Stefan Fuhrmann <[email protected]> writes:

> Philip Martin wrote:
>> Stefan Fuhrman <[email protected]> writes:
>>
>>  
>>> svn_cache_t lookup returns a copy of the value found.
>>> For objects of variable size, this can be expensive. If you
>>> checkout / export all N files of a specific directory, for
>>> instance, every single path gets verified. The directory
>>> information is cached for FSFS but the copy operation
>>> will still be O(N).
>>>
>>> As a result, the whole check takes O(N2). The good
>>>     
>>
>> That sounds bad.  Do you have any measurements to show how much
>> improvement your patch gives?
>>   
> Well, choose your N ;) For low square mean numbers of files
> per folder as in TSVN and SVN, the gains were between 3
> and 4 percent of total "svn export" runtime. If you want me to,
> I could run a test with 10k files in a folder (probably a realistic
> upper limit).

Sounds promising.  In this case I think server performance is the more
interesting.  If you can be bothered then run a server, do a checkout
of a 1K or a 10k directory (probably many times) and look at CPU or
memory usage of the server.  But if you are getting 3% on the client
then the server is probably getting a bigger gain.

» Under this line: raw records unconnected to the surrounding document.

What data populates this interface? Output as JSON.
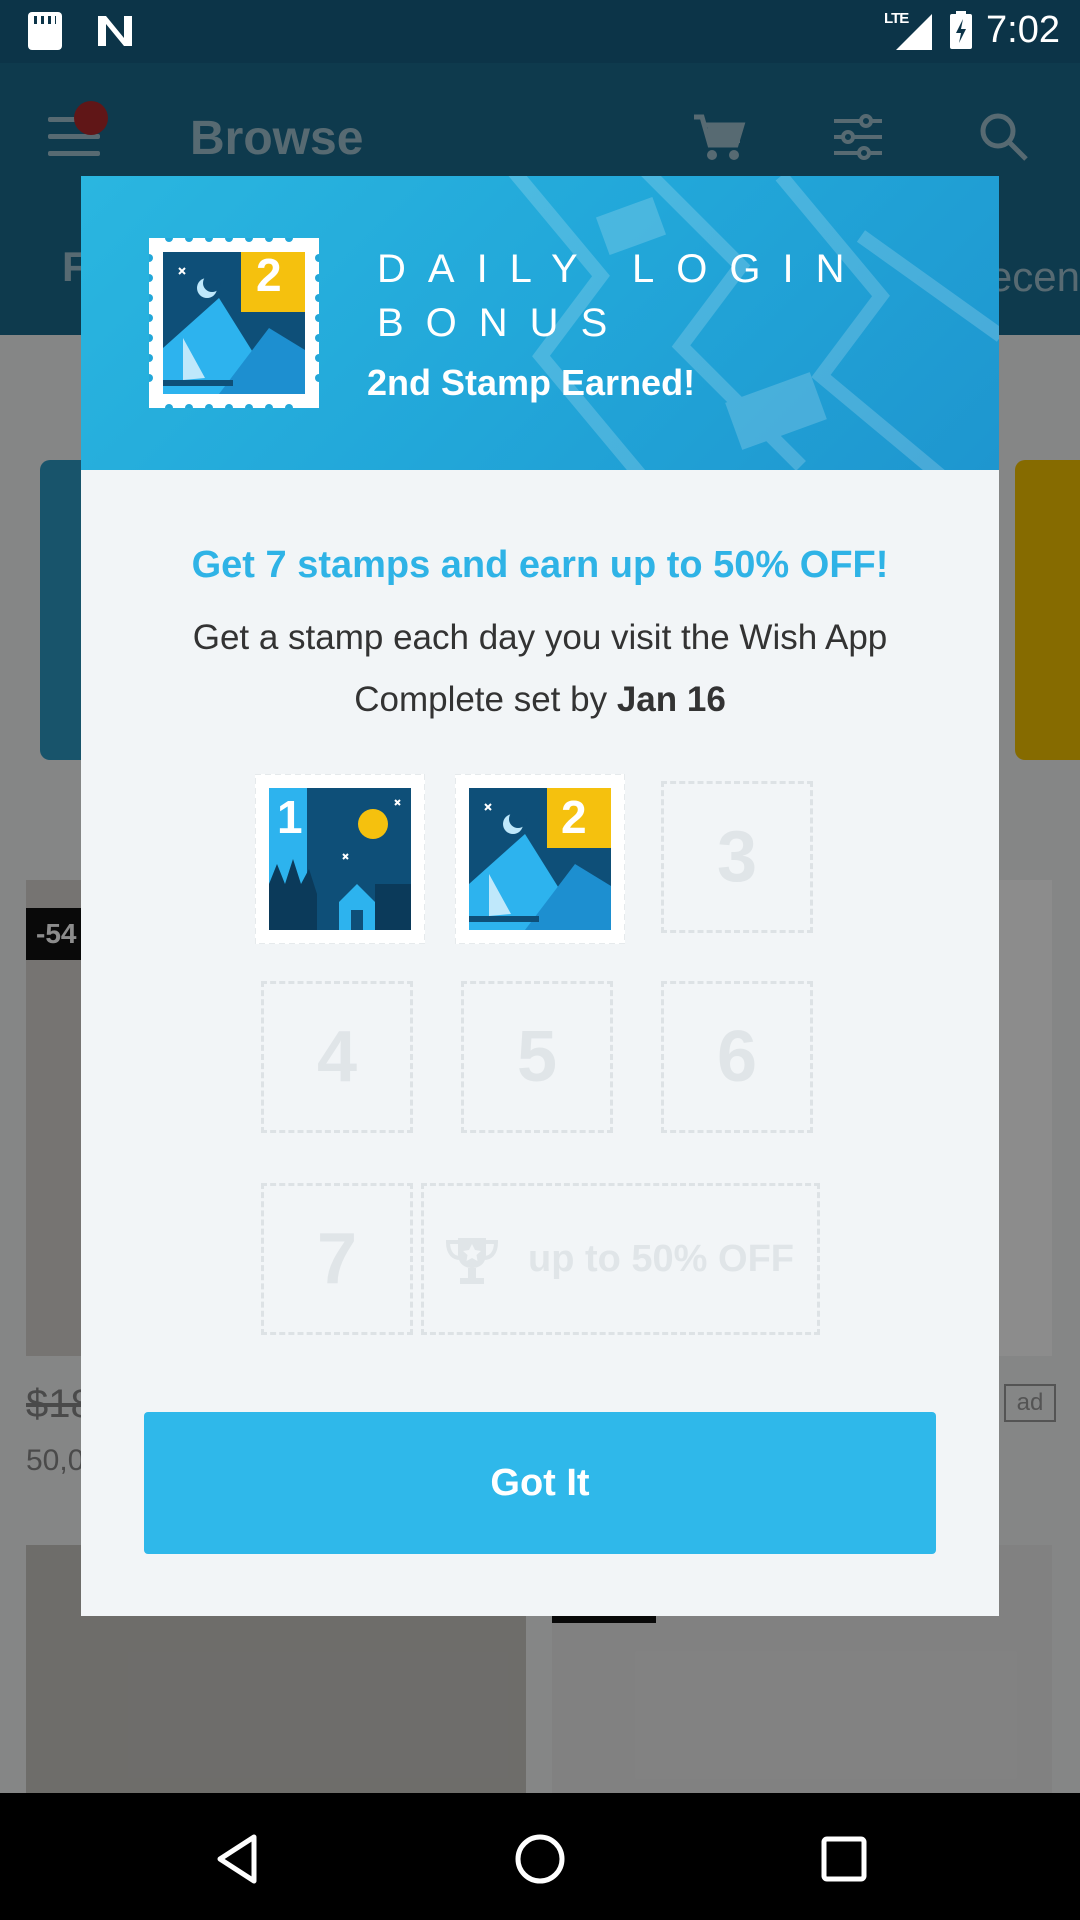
{
  "status_bar": {
    "time": "7:02",
    "network": "LTE"
  },
  "header": {
    "title": "Browse",
    "tab_left_fragment": "F",
    "tab_right_fragment": "ecen"
  },
  "background_products": {
    "discount_badge": "-54",
    "price_fragment": "$18",
    "count_fragment": "50,0",
    "ad_label": "ad"
  },
  "dialog": {
    "banner": {
      "title_line1": "DAILY LOGIN",
      "title_line2": "BONUS",
      "subtitle": "2nd Stamp Earned!",
      "stamp_number": "2"
    },
    "offer_title": "Get 7 stamps and earn up to 50% OFF!",
    "offer_line1": "Get a stamp each day you visit the Wish App",
    "offer_line2_prefix": "Complete set by ",
    "offer_line2_date": "Jan 16",
    "stamps": {
      "earned": [
        "1",
        "2"
      ],
      "pending": [
        "3",
        "4",
        "5",
        "6",
        "7"
      ]
    },
    "reward_label": "up to 50% OFF",
    "button_label": "Got It"
  },
  "colors": {
    "accent": "#2fb8ea",
    "stamp_dark": "#0e4f78",
    "stamp_light": "#2db3ee",
    "stamp_yellow": "#f5c10e"
  },
  "icons": [
    "sd-card-icon",
    "n-icon",
    "lte-signal-icon",
    "battery-icon",
    "menu-icon",
    "cart-icon",
    "filter-icon",
    "search-icon",
    "trophy-icon",
    "back-icon",
    "home-icon",
    "recents-icon"
  ]
}
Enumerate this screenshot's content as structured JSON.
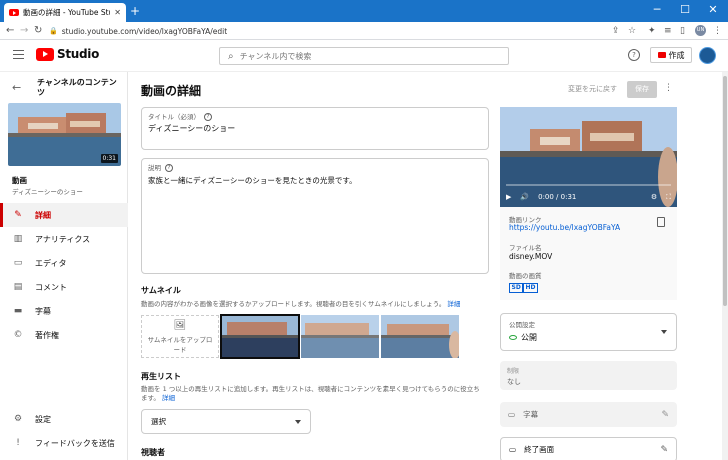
{
  "browser": {
    "tab_title": "動画の詳細 - YouTube Studio",
    "url": "studio.youtube.com/video/lxagYOBFaYA/edit"
  },
  "header": {
    "logo": "Studio",
    "search_placeholder": "チャンネル内で検索",
    "create_label": "作成"
  },
  "sidebar": {
    "title": "チャンネルのコンテンツ",
    "thumb_duration": "0:31",
    "video_label": "動画",
    "video_name": "ディズニーシーのショー",
    "items": [
      {
        "label": "詳細",
        "icon": "pencil-icon"
      },
      {
        "label": "アナリティクス",
        "icon": "analytics-icon"
      },
      {
        "label": "エディタ",
        "icon": "editor-icon"
      },
      {
        "label": "コメント",
        "icon": "comment-icon"
      },
      {
        "label": "字幕",
        "icon": "subtitles-icon"
      },
      {
        "label": "著作権",
        "icon": "copyright-icon"
      }
    ],
    "settings": "設定",
    "feedback": "フィードバックを送信"
  },
  "main": {
    "page_title": "動画の詳細",
    "undo": "変更を元に戻す",
    "save": "保存",
    "title_label": "タイトル（必須）",
    "title_value": "ディズニーシーのショー",
    "desc_label": "説明",
    "desc_value": "家族と一緒にディズニーシーのショーを見たときの光景です。",
    "thumb_heading": "サムネイル",
    "thumb_desc": "動画の内容がわかる画像を選択するかアップロードします。視聴者の目を引くサムネイルにしましょう。",
    "thumb_help": "詳細",
    "upload_thumb": "サムネイルをアップロード",
    "playlist_heading": "再生リスト",
    "playlist_desc": "動画を 1 つ以上の再生リストに追加します。再生リストは、視聴者にコンテンツを素早く見つけてもらうのに役立ちます。",
    "playlist_help": "詳細",
    "playlist_select": "選択",
    "rights_heading": "視聴者"
  },
  "right": {
    "time": "0:00 / 0:31",
    "video_link_label": "動画リンク",
    "video_link": "https://youtu.be/lxagYOBFaYA",
    "filename_label": "ファイル名",
    "filename": "disney.MOV",
    "quality_label": "動画の画質",
    "quality_sd": "SD",
    "quality_hd": "HD",
    "visibility_label": "公開設定",
    "visibility_value": "公開",
    "restrictions_label": "制限",
    "restrictions_value": "なし",
    "subtitles": "字幕",
    "end_screen": "終了画面"
  }
}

>>> -  SVN_ERR(svn_cache__get((void **) &manifest, &is_cached,
>>> -                         ffd->packed_offset_cache, &shard, pool));
>>> +  SVN_ERR(svn_cache__get_pinned((void **) &manifest, &is_cached,
>>> +                                ffd->packed_offset_cache, &shard,
>>> pool));
>>>     if (is_cached)
>>>      {
>>>        *rev_offset = APR_ARRAY_IDX(manifest, rev %
>>> ffd->max_files_per_dir,
>>>                                    apr_off_t);
>>>     
>>
>> Adding
>>
>>          SVN_ERR(svn_foo(...));
>>
>> would now be a bug because an error would cause the unpin to be
>> skipped.  This is an interface that is easy to get wrong, how about a
>> calback interface similar to svn_wc__call_with_write_lock?
>>   
> The implementation is supposed not pin nor lock upon
> lookup failure. Perhaps, I should make that clear in the
> API documentation.

What I meant was that with code like:

    SVN_ERR(svn_cache__get_pinned(...));
    if (...)
       ...
    ...
    SVN_ERR(svn_cache__unpin());

it's easy to make a change in the future like:

    SVN_ERR(svn_cache__get_pinned(...));
    if (...)
       ...
    SVN_ERR(svn_foo(...));
    ...
    SVN_ERR(svn_cache__unpin());

and that is a bug.  We have had bugs in the past like that: errors
that leak, working copy locks that leak, and now we have pins that
leak.  If you write an interface like svn_wc__call_with_write_lock
then it's much harder to leak.

>> So pinning leaves the cache locked and failing to unpin is essentially
>> an unrecoverable error.
>>   
> Yes. Even if the locking would not be a problem. Pinning
> is equivalent to locking a resource (the entry in that case).
> Memory, for instance, will not be reclaimed until you destroy
> the whole cache. This is the very purpose of this functionality.
>> I think your claim that the interface allows more than one item to be
>> pinned is also suspect.  How would the locking work?  Could two
>> threads each pin an item?
>>   
> The current implementation is more simplistic than what
> the interface allows. Locking the cache is a by-product
> of that simplistic implementation.
>> Do you really need to leave the cache locked?  Would it be enough to
>> arrange for the item not to be evicted from the LRU cache?  Move the
>> pinned item from the LRU cache to a pinned cache, and move it back
>> when unpinned?
>>   
> An alternative implementation would associate every
> cache entry with a pin count. While the latter is >0,
> the respective entry will not be evicted from cache.
> The basic meaning of "pin" is: 'keep this reference
> valid as long as it is pinned'.
>
> The downside is that you may be tempted to pin many
> items or to pin them for a longer time, possibly forgetting
> to release these items in certain edge-cases.

An svn_wc__call_with_write_lock interface mostly solves the forgetting
to unpin problem.

> That is the reason why I chose to pin at most one item
> at any given time. Mistakes in cache usage would become
> obvious pretty quickly. On the downside, multi-threaded
> code needs additional coordination to make that "only 1"
> limit feasible. Thus, the lock.
>
> If your assessment is that "misusing" the lock is more
> risky than the risk of a temporary memory leak, I can
> change the implementation this weekend and post a
> new patch.

Leaving the cache locked feels wrong to me, but that really is an
off-the-cuff reaction.

BTW, there is at least one memory bug associated with the cache:
http://subversion.tigris.org/issues/show_bug.cgi?id=3593
something to do with the way apr hash tables reuse memory.